Recently in my church, mention was made during each Sunday in Lent of one or most of the great seven last statements by Jesus from the cross. Subsequently, our Good Friday noon performance of Michael John Trotta’s Seven Last Words made for an emotional, deeply moving artistic experience informed by the weeks of centering our minds on the seven statements in worship during the season. The sense of revelation was palpable, as was the sense of fulfillment the following Easter Sunday morning.

Connection outside the context of worship creates greater engagement in worship. If a congregation spends a little time moonlighting as an audience for a sacred music concert, they will bring a renewed sense of understanding when they are back in congregation mode. Likewise, as your choir goes through the experience of preparing and performing a major work outside the weekly regimen of worship leadership, they will approach worship with an enhanced sense of vigor and focus.

Practical Considerations

Creating a sacred concert experience takes an extraordinary commitment of time and resources. Many general items should be considered even before selecting music:

  • Scheduling
    • When could a performance date fit with our church’s calendar?
    • What is the rehearsal schedule?
  • Performance venue
    • Should we perform in our sanctuary or large gathering space on campus?
    • Is it more effective to perform in a local performance hall?
  • Performing forces
    • Are my choral forces adequate for a positive performing experience?
    • Is this an opportunity to invite new singers to join for this performance?
  • Budget
    • Scores, parts, hiring instrumentalists, venue rental, instrument/equipment rental, marketing, publicity, design/printing programs, transportation — all anticipated costs need to be addressed in advance
    • Does funding come from the church’s budget, special contributions, dues, ticket sales, or a combination of these?
  • Cooperation with the church’s overall vision
    • Does the church leadership agree with you that this is the type of project that helps your church carry on it’s mission?

Discerning What to Perform

Then comes the fun work of deciding the perfect repertoire using the following considerations.
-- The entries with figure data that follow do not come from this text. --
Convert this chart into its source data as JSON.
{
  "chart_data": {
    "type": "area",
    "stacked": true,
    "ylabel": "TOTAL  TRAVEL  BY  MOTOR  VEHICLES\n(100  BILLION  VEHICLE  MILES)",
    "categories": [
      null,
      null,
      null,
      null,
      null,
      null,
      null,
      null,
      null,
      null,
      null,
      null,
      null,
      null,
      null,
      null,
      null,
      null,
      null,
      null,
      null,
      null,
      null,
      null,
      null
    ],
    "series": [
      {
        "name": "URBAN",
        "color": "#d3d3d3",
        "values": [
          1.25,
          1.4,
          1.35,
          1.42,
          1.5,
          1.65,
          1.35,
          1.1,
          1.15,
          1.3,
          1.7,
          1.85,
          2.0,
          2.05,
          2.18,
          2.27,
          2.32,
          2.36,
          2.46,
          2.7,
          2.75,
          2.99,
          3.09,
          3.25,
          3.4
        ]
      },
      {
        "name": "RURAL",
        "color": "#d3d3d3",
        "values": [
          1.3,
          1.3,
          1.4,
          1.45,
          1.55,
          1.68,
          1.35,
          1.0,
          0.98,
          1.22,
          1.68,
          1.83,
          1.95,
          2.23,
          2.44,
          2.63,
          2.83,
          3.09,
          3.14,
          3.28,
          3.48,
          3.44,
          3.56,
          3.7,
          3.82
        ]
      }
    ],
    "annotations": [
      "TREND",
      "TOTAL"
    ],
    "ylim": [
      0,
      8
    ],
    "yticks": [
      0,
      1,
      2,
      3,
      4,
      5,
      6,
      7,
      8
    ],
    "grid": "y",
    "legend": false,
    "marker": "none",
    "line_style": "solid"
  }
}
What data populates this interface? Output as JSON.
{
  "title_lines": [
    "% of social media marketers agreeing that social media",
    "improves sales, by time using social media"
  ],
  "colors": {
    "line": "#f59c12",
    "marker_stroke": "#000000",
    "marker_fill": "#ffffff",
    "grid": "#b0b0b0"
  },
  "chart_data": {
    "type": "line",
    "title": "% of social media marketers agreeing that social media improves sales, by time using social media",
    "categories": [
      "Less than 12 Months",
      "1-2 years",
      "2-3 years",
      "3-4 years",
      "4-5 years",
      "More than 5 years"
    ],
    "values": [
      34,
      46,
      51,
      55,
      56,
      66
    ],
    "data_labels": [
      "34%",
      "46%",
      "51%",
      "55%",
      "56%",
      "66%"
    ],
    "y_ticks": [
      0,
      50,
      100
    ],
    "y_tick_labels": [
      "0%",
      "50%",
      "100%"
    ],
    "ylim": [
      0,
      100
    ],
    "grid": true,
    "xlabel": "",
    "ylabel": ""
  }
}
These are questions that only you can answer and they reflect a sensitivity to the subjective feelings that you have as a music director:

  • Text
    • Language, seasonal liturgy, poetry, scripture
  • Composer
    • Modern or historical; familiar or obscure
    • What composer seems to have the organic voice of your ensemble? There should be an artistic connection where your ensemble feels a sense of intrinsic understanding of a composer’s output.
  • Orchestration
    • Take a good, honest inventory of your conducting tools and make sure you have found a piece of music with which you will have artistic fulfillment.
    • Think carefully about the orchestral balance, timbre, and tone; and their combination with your voices in your performance space. Every orchestrated sacred work sounds somewhat different in every space.
  • Duration
    • What will feel complete? Not so long that it is burdensome, not so brief that you feel unfulfilled
  • Musically/Artistically feasible
    • Is your group set up and completely prepared to experience success as they encounter this music? The full experience from the first rehearsal to the end of the performance is a journey that should stretch — but not break — your ensemble as an artistic body.

Conclusion

To lift up the highest priority of the church, we need to place more energy in our musical artistry. Through experiencing concert performances of great sacred music, congregations, choirs, and all leaders in your church have the opportunity to focus their attention on the glorious gift of music. Performance outside the liturgical practice of the church helps us musically engage in worship more effectively.